Nor tell me that I do not have compassion because I do not agree with the emotional outbursts of gay rights advocates, nor agree with those who accuse the church of “banishing” children (New York Times article), nor agree with those who tell me I cannot judge the actions of a gay LDS couple who get married as right or wrong.

So why should I go against the current, and insist on caring in a different way when others apparently “care” more than I do, or remind me not to judge, while telling me that they feel pain at the injustice of this policy?

Let me tell you the story of Mark, one of my favorite former students. Of course Mark isn’t his real name, although he hid nothing – the fact that he was gay as well as an active, devout Mormon. He loved life, his good friends, and of course his Savior. He was a thoughtful, caring, and hard-working student who looked forward to getting a good education and making a contribution to the world. Once he confided in me that he was so tired of being judged by—get this—the gay community for not being “gay” enough because he wasn’t a strident, “I demand my rights!” kind of guy. “The gays I see in the news are not what I want to be,” he told me. “They use being gay so they can force the issue on the rest of us.” Insightful and mature for a seventeen-year-old.
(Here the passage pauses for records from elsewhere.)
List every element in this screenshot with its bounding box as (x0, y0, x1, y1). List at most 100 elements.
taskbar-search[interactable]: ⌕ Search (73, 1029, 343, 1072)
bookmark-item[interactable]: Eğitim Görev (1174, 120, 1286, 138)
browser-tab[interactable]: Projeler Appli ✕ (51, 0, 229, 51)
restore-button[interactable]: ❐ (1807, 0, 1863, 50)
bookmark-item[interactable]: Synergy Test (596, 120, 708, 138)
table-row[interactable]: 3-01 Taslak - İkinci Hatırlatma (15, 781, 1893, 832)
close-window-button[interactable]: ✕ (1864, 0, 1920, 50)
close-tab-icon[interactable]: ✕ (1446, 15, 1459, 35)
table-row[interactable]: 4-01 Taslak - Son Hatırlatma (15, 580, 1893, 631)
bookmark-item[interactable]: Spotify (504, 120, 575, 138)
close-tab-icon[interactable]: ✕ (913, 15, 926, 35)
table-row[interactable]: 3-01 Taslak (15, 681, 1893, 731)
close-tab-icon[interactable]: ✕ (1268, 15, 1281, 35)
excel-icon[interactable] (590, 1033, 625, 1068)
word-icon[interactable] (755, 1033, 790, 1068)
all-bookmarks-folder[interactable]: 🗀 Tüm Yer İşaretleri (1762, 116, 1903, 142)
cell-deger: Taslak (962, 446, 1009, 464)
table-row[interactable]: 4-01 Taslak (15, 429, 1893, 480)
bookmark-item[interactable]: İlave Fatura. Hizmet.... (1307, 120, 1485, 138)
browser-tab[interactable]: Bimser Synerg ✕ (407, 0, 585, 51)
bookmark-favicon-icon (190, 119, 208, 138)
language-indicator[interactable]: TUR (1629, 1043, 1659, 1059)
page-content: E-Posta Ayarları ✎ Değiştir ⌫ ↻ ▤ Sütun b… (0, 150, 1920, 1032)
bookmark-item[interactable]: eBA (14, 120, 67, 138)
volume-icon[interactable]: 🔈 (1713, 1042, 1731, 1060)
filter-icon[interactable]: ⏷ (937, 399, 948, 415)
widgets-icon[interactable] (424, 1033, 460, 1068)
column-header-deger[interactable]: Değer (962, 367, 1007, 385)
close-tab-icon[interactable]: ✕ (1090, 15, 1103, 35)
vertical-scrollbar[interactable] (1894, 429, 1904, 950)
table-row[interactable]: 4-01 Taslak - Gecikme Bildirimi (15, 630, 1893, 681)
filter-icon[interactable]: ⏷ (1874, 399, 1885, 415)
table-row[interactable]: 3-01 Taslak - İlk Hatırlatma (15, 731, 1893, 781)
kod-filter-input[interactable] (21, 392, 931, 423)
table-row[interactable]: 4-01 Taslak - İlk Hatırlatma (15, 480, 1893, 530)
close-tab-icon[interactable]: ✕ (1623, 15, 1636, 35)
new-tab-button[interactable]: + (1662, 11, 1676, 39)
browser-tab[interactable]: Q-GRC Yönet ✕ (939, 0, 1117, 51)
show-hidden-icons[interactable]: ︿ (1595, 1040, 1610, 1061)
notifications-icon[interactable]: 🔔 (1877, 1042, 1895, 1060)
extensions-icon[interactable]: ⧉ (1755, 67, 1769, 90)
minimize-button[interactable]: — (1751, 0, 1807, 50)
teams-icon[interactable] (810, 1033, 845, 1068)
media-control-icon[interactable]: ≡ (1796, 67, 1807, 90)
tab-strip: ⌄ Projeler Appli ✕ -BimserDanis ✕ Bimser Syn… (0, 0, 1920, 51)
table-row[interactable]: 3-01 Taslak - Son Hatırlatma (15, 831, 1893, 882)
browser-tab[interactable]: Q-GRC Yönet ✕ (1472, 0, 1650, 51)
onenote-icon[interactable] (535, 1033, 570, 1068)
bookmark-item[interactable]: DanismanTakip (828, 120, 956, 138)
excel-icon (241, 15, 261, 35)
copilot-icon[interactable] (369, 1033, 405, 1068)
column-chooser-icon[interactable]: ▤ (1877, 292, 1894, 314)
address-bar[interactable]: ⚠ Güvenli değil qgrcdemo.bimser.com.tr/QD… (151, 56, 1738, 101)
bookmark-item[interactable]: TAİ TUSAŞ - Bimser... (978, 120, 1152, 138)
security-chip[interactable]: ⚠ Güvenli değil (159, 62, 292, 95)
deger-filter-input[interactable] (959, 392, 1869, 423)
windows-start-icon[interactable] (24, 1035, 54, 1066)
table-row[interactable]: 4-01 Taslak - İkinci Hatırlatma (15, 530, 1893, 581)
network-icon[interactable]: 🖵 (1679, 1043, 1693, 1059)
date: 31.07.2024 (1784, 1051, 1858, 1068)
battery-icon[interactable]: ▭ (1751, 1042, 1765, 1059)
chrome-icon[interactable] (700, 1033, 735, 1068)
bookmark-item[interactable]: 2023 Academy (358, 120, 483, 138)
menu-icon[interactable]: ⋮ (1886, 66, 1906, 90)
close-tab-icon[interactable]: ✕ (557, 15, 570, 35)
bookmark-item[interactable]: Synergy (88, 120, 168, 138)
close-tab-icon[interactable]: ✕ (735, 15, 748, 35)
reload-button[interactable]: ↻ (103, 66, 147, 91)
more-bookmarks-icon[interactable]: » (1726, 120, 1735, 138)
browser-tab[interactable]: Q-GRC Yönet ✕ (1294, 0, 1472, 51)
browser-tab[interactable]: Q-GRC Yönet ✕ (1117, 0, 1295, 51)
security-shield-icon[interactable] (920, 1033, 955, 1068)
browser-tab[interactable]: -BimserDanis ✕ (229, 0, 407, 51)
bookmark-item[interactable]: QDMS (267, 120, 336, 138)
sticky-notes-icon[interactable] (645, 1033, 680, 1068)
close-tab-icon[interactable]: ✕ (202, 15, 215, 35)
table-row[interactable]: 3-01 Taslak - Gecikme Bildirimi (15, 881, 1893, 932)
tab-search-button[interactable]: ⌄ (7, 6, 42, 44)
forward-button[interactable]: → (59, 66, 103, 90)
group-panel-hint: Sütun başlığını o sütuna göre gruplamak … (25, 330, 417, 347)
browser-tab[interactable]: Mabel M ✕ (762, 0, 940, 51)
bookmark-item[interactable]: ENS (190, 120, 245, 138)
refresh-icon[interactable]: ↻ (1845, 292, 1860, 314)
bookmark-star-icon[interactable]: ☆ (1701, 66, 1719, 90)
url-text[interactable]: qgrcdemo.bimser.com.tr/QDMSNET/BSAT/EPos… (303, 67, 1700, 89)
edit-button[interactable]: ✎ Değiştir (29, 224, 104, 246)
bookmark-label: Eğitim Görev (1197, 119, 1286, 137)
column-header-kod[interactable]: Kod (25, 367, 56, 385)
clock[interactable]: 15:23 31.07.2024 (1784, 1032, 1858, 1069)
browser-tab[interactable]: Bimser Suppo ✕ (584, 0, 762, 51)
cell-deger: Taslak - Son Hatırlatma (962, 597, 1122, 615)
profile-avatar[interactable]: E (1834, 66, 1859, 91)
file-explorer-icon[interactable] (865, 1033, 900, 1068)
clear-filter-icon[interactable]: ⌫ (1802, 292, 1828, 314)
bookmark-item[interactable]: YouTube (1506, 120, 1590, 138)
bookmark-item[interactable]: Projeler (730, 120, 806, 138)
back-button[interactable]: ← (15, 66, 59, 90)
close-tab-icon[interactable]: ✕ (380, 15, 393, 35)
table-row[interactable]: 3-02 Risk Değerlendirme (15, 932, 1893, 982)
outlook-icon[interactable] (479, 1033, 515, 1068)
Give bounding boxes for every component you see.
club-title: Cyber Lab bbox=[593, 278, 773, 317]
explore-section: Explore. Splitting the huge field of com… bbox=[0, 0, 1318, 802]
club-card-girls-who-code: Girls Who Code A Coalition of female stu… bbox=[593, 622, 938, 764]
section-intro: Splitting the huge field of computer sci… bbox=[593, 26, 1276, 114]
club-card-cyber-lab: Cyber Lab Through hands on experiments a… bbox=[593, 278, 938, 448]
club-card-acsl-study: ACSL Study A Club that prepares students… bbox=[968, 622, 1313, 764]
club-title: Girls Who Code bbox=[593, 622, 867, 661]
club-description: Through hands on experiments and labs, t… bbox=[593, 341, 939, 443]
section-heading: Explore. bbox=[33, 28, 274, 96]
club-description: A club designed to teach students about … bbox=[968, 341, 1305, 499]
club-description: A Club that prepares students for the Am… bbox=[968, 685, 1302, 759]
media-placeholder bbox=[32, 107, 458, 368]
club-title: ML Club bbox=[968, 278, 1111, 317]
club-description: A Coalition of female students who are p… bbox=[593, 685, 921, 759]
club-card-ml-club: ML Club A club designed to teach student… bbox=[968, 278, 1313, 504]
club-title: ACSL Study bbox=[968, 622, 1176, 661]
The policy instructing leaders that gays in a single-gender marriage or relationship are breaking the commandments is nothing new to Mark. He knows and intends to keep the law of chastity. He is trying to make his way in a world that is asking him to take up sides, to “defend his rights and free agency” when all he wants is to live a full and righteous life. He doesn’t want your pity, nor your explanation of how he should feel. His pain is living with the constant reminder, especially in the shouting about the pain caused by an LDS policy, that people see him as a victim and by doing so continue to see him as separate and somehow less.

So as we discuss the wounded and the weary, think of Mark and his pain.